I saw these as well, they are possibly related:

  • https://github.com/pandas-dev/pandas/issues/29411
  • https://github.com/pandas-dev/pandas/issues/50547

Installed Versions

INSTALLED VERSIONS ------------------ commit : c2a7f1ae753737e589617ebaaff673070036d653 python : 3.11.0.final.0 python-bits : 64 OS : Darwin OS-release : 22.4.0 Version : Darwin Kernel Version 22.4.0: Mon Mar 6 20:59:58 PST 2023; root:xnu-8796.101.5~3/RELEASE_ARM64_T6020 machine : arm64 processor : arm byteorder : little LC_ALL : None LANG : en_US.UTF-8 LOCALE : en_US.UTF-8 pandas : 2.0.0rc1 numpy : 1.24.2 pytz : 2023.2 dateutil : 2.8.2 setuptools : 67.6.0 pip : 23.0.1 Cython : None pytest : None hypothesis : None sphinx : None blosc : None feather : None xlsxwriter : None lxml.etree : None html5lib : None pymysql : None psycopg2 : None jinja2 : 3.1.2 IPython : 8.11.0 pandas_datareader: None bs4 : 4.12.0 bottleneck : None brotli : fastparquet : None fsspec : 2023.3.0 gcsfs : None matplotlib : 3.7.1 numba : None numexpr : None odfpy : None openpyxl : None pandas_gbq : None pyarrow : 11.0.0 pyreadstat : None pyxlsb : None s3fs : 2023.3.0 scipy : None snappy : None sqlalchemy : None tables : None tabulate : None xarray : None xlrd : None zstandard : None tzdata : None qtpy : None pyqt5 : None

Prior Performance

No response

Comment From: j-bennet

cc @jrbourbeau

Comment From: rhshadrach

Is part of this due to Python's string caching? https://stackoverflow.com/a/16757434

Comment From: j-bennet

Is part of this due to Python's string caching? https://stackoverflow.com/a/16757434

Pretty sure this is the case for the not-all-unique dataset, yes. But then, shouldn't pandas know that the data doesn't really occupy 106Mb?

Comment From: j-bennet

I see more than one thing being weird in this experiment:

  1. if arrow strings should only occupy 56Mb according to pandas, why do I see a 117Mb bump in process memory (~2x)
  2. with only 1/10 strings being unique, assuming cpython string caching is a factor, why does Pandas still estimate memory usage as 106Mb.

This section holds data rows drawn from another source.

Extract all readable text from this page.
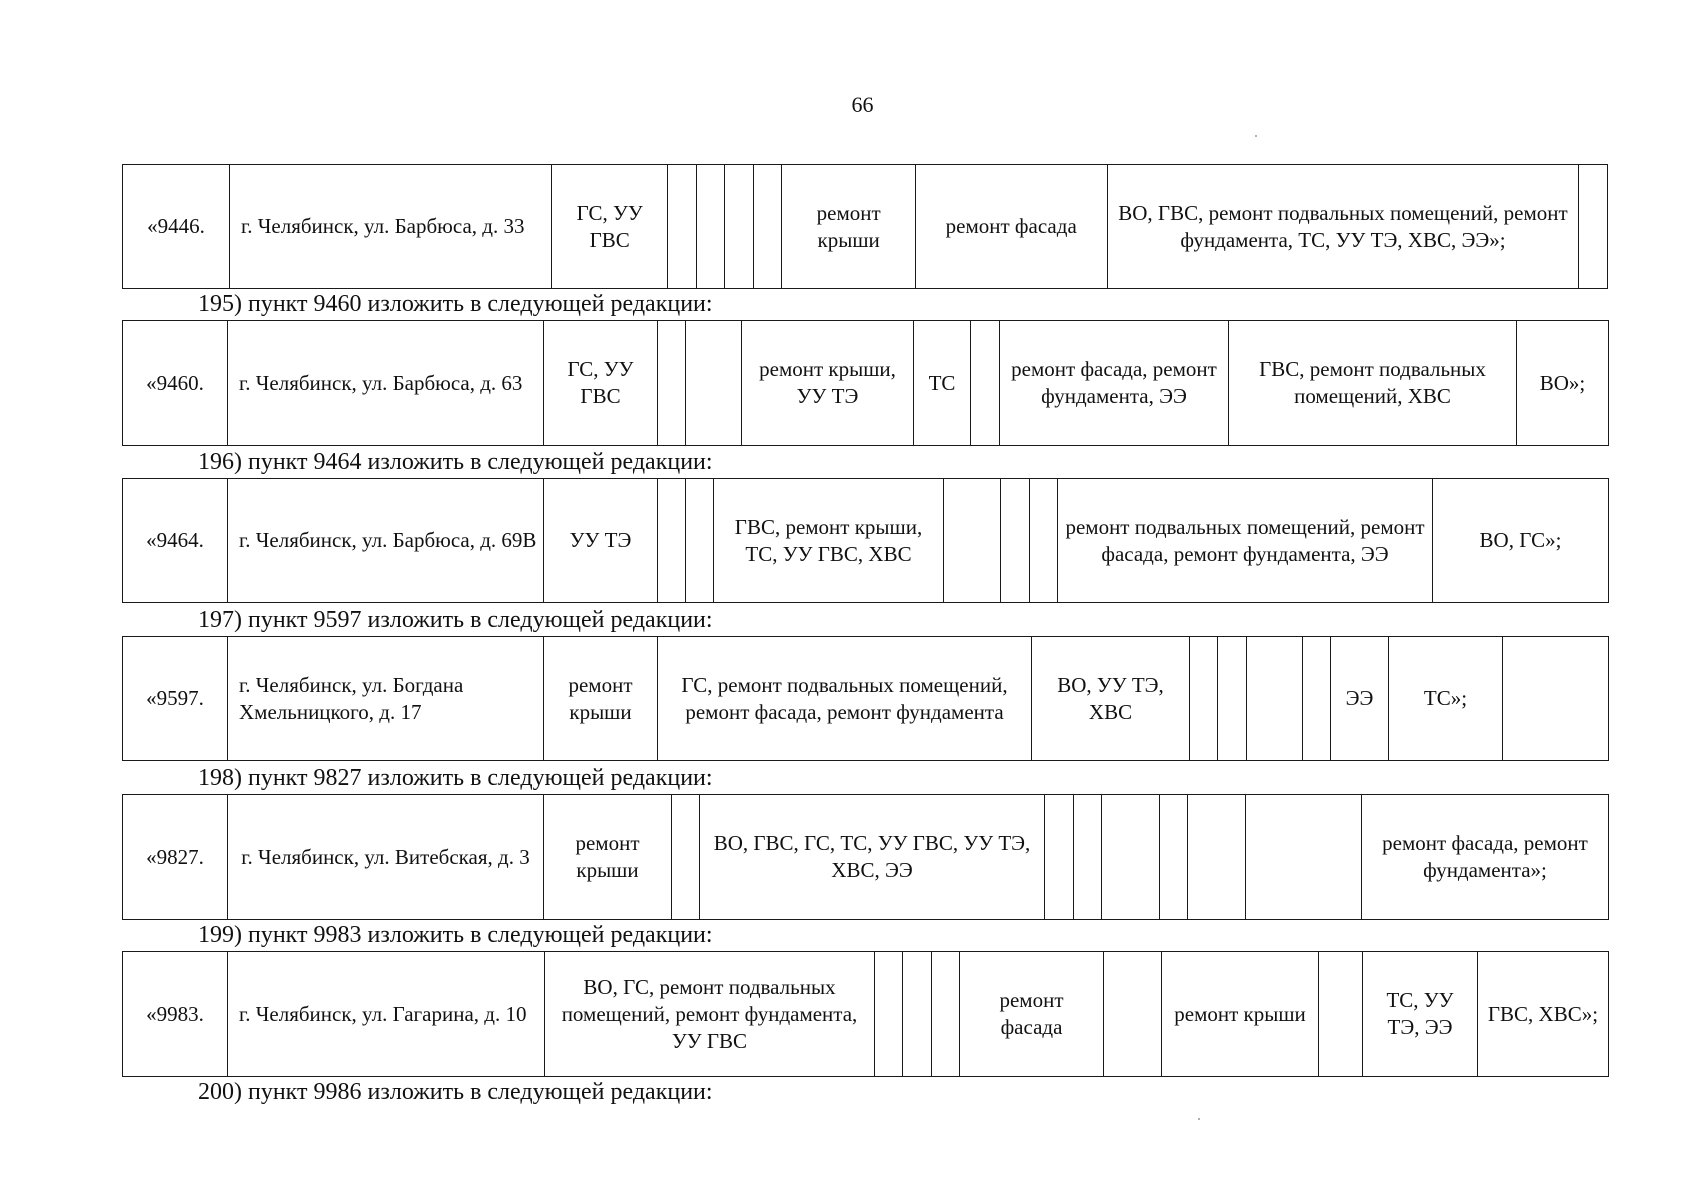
66
«9446.	г. Челябинск, ул. Барбюса, д. 33	ГС, УУ ГВС					ремонт крыши	ремонт фасада	ВО, ГВС, ремонт подвальных помещений, ремонт фундамента, ТС, УУ ТЭ, ХВС, ЭЭ»;	
195) пункт 9460 изложить в следующей редакции:
«9460.	г. Челябинск, ул. Барбюса, д. 63	ГС, УУ ГВС			ремонт крыши, УУ ТЭ	ТС		ремонт фасада, ремонт фундамента, ЭЭ	ГВС, ремонт подвальных помещений, ХВС	ВО»;
196) пункт 9464 изложить в следующей редакции:
«9464.	г. Челябинск, ул. Барбюса, д. 69В	УУ ТЭ			ГВС, ремонт крыши, ТС, УУ ГВС, ХВС				ремонт подвальных помещений, ремонт фасада, ремонт фундамента, ЭЭ	ВО, ГС»;
197) пункт 9597 изложить в следующей редакции:
«9597.	г. Челябинск, ул. Богдана Хмельницкого, д. 17	ремонт крыши	ГС, ремонт подвальных помещений, ремонт фасада, ремонт фундамента	ВО, УУ ТЭ, ХВС					ЭЭ	ТС»;	
198) пункт 9827 изложить в следующей редакции:
«9827.	г. Челябинск, ул. Витебская, д. 3	ремонт крыши		ВО, ГВС, ГС, ТС, УУ ГВС, УУ ТЭ, ХВС, ЭЭ							ремонт фасада, ремонт фундамента»;
199) пункт 9983 изложить в следующей редакции:
«9983.	г. Челябинск, ул. Гагарина, д. 10	ВО, ГС, ремонт подвальных помещений, ремонт фундамента, УУ ГВС				ремонт фасада		ремонт крыши		ТС, УУ ТЭ, ЭЭ	ГВС, ХВС»;
200) пункт 9986 изложить в следующей редакции:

Basically, from this experiment, it looks like I don't save any memory by using arrow strings, and if my data is not completely unique, objects would actually fare better, because of internal Python optimizations. Is that the conclusion I should make?

Comment From: rhshadrach

But then, shouldn't pandas know that the data doesn't really occupy 106Mb?

I don't see why/how pandas would know this. Currently we just take the size for each value.